Wiewohl das Urteil nicht rechtskräftig ist – die von Importeur Porsche Austria schadlos gehaltenen Händler gehen in der Regel in die Berufung zum Oberlandesgericht -, ist der Spruch doch ungewöhnlich. Denn der Fahrzeughalterin wurde sogar mehr Geld zugesprochen, als sie vor vier Jahren an Kaufpreis gezahlt hatte. Das ist im vorliegenden Fall den wenigen Kilometern geschuldet, die sie mit 15.000 Kilometern in drei Jahren mit ihrem Auto gefahren war, aber nicht nur. Den Rest bringt der im Allgemeinen Bürgerlichen Gesetzbuch festgelegte Zinssatz von vier Prozent. In Summe bekam die Käuferin 34.500 Euro zugesprochen, gekauft hatte sie den Wagen um 31.690 Euro.

"Golf statt Gold"

"Das ist wieder ein Urteil nach dem Grundsatz "Golf statt Gold", sagt der Linzer Klägeranwalt Michael Poduschka, der 300 Verfahren gegen den Konzern führt. Einen VW zu kaufen und den Kaufvertrag nach Dieselgate rückabzuwickeln rentierte mehr, als in Gold zu investieren. Auch in der Sache urteilte der Richter umfassend: Es liegt arglistige Täuschung vor, also Betrug, durch den Autokonzern vor, und der Mangel einer unzulässigen Manipulationssoftware lasse sich durch eine neue Software nicht beheben.
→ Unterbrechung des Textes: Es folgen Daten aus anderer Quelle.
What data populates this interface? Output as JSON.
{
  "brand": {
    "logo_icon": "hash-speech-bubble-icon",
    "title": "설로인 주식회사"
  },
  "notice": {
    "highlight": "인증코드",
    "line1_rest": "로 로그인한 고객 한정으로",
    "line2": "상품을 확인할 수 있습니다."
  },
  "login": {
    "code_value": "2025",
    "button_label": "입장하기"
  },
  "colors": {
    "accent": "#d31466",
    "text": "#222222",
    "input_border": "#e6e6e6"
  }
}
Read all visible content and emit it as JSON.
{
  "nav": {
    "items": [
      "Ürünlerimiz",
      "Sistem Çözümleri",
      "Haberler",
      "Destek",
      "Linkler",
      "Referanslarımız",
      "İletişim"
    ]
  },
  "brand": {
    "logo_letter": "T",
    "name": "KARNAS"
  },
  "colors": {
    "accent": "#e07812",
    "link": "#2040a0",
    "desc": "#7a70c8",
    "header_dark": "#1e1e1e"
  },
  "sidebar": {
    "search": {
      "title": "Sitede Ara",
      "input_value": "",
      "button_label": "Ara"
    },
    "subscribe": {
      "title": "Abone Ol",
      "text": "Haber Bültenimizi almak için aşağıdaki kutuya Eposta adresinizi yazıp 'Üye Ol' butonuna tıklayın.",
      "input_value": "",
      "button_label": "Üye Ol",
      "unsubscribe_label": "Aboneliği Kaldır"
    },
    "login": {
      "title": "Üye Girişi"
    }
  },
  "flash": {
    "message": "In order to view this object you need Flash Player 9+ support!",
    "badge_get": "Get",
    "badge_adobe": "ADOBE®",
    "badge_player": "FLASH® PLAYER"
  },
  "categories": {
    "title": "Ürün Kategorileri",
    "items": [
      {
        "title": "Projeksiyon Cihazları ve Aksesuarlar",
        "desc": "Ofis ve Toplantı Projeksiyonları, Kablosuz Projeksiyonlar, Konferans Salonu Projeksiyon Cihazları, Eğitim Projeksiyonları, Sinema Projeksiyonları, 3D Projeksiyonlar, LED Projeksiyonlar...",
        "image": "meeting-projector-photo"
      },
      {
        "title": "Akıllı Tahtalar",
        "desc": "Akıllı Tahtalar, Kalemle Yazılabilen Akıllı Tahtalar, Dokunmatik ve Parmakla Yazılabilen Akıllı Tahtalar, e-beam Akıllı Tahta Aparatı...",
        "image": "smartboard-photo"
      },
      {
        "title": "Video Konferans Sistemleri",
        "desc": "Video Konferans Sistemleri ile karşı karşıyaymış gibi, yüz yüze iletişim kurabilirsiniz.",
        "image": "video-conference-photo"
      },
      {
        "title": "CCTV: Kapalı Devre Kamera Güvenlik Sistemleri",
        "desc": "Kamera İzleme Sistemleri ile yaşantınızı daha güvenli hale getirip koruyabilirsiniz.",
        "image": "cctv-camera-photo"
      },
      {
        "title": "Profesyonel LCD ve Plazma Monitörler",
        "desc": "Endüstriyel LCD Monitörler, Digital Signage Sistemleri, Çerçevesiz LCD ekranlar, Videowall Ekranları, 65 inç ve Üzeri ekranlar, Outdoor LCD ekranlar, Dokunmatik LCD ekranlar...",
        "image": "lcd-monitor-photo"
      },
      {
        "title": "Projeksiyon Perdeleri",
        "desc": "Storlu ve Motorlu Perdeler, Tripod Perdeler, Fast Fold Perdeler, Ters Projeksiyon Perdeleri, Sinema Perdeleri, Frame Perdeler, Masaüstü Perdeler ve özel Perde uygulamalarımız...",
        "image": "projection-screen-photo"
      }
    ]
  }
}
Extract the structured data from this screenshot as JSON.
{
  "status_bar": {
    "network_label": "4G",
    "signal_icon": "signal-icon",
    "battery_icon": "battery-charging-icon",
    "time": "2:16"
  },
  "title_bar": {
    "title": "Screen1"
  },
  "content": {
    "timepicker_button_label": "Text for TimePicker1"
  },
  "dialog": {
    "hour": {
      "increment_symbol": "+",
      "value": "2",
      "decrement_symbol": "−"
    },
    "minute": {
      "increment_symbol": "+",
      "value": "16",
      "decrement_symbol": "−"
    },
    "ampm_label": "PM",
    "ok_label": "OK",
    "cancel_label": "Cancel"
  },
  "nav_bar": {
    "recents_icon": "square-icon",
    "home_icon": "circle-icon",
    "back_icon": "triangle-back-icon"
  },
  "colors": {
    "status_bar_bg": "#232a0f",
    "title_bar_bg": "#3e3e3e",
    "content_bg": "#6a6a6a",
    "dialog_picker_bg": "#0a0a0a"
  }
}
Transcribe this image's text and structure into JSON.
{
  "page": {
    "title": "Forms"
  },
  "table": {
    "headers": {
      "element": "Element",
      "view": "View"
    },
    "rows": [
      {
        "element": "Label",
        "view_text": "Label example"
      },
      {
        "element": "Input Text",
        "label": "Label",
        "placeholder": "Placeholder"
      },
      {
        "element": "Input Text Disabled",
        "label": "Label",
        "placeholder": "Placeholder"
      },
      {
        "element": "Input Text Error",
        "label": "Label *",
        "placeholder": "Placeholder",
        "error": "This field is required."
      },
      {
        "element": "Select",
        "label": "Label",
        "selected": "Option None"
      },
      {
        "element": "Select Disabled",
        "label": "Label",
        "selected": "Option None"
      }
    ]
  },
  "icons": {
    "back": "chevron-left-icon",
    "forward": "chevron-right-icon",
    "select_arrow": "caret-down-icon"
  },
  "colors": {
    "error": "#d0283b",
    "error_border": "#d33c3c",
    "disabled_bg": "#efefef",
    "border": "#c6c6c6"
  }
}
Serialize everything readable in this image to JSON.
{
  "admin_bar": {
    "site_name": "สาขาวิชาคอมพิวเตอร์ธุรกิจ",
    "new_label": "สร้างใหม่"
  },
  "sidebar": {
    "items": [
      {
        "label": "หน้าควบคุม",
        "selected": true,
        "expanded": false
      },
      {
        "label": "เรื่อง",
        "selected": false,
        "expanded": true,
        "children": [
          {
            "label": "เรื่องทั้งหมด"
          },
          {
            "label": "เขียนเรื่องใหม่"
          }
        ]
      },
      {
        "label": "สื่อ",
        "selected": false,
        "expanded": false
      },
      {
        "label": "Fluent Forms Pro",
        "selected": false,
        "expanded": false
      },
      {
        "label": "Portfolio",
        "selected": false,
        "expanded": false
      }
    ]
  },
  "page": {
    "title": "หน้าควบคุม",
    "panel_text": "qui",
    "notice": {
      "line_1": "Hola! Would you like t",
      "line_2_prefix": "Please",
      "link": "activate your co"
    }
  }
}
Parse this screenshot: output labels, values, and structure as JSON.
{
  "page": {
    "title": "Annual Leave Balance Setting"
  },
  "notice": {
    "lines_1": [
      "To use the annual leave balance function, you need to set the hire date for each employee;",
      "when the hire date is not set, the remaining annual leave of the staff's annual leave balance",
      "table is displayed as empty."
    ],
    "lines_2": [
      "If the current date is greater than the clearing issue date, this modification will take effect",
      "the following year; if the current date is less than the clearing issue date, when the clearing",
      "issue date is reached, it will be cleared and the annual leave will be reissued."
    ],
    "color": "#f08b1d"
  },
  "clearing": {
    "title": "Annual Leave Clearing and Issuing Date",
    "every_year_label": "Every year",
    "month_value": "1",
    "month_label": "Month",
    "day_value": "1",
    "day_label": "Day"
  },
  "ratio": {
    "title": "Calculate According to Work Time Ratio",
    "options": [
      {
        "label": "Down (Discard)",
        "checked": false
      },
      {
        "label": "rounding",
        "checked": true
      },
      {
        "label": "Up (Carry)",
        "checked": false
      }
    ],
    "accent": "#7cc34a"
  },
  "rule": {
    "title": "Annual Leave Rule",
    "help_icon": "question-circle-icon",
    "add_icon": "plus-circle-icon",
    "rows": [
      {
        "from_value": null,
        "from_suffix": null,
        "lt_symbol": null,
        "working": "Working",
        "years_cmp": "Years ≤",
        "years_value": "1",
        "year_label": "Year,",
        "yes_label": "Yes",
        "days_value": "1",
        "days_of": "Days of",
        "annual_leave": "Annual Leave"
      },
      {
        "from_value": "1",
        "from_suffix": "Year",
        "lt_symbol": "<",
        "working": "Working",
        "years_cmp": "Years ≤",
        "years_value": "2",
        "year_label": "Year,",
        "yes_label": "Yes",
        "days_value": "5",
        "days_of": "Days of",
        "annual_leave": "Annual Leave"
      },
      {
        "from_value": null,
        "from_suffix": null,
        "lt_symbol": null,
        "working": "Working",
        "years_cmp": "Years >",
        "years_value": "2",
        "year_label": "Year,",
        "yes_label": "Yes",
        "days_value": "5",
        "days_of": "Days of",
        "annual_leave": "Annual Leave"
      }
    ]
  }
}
Ein Softwareupdate sei unzumutbar.

Opfer ist laut dem Urteil, das dem STANDARD vorliegt, übrigens auch der VW-Händler. Er ist zwar als Widerpart der Konsumentin beklagt, wurde aber seinerseits vom Fahrzeughersteller getäuscht. Der Händler ist in der Zwickmühle, er kann den Schaden ohne Mithilfe des "Betrügers" nicht beheben, er braucht VW als "Erfüllungsgehilfen". (Luise Ungerböck, 1.9.2018)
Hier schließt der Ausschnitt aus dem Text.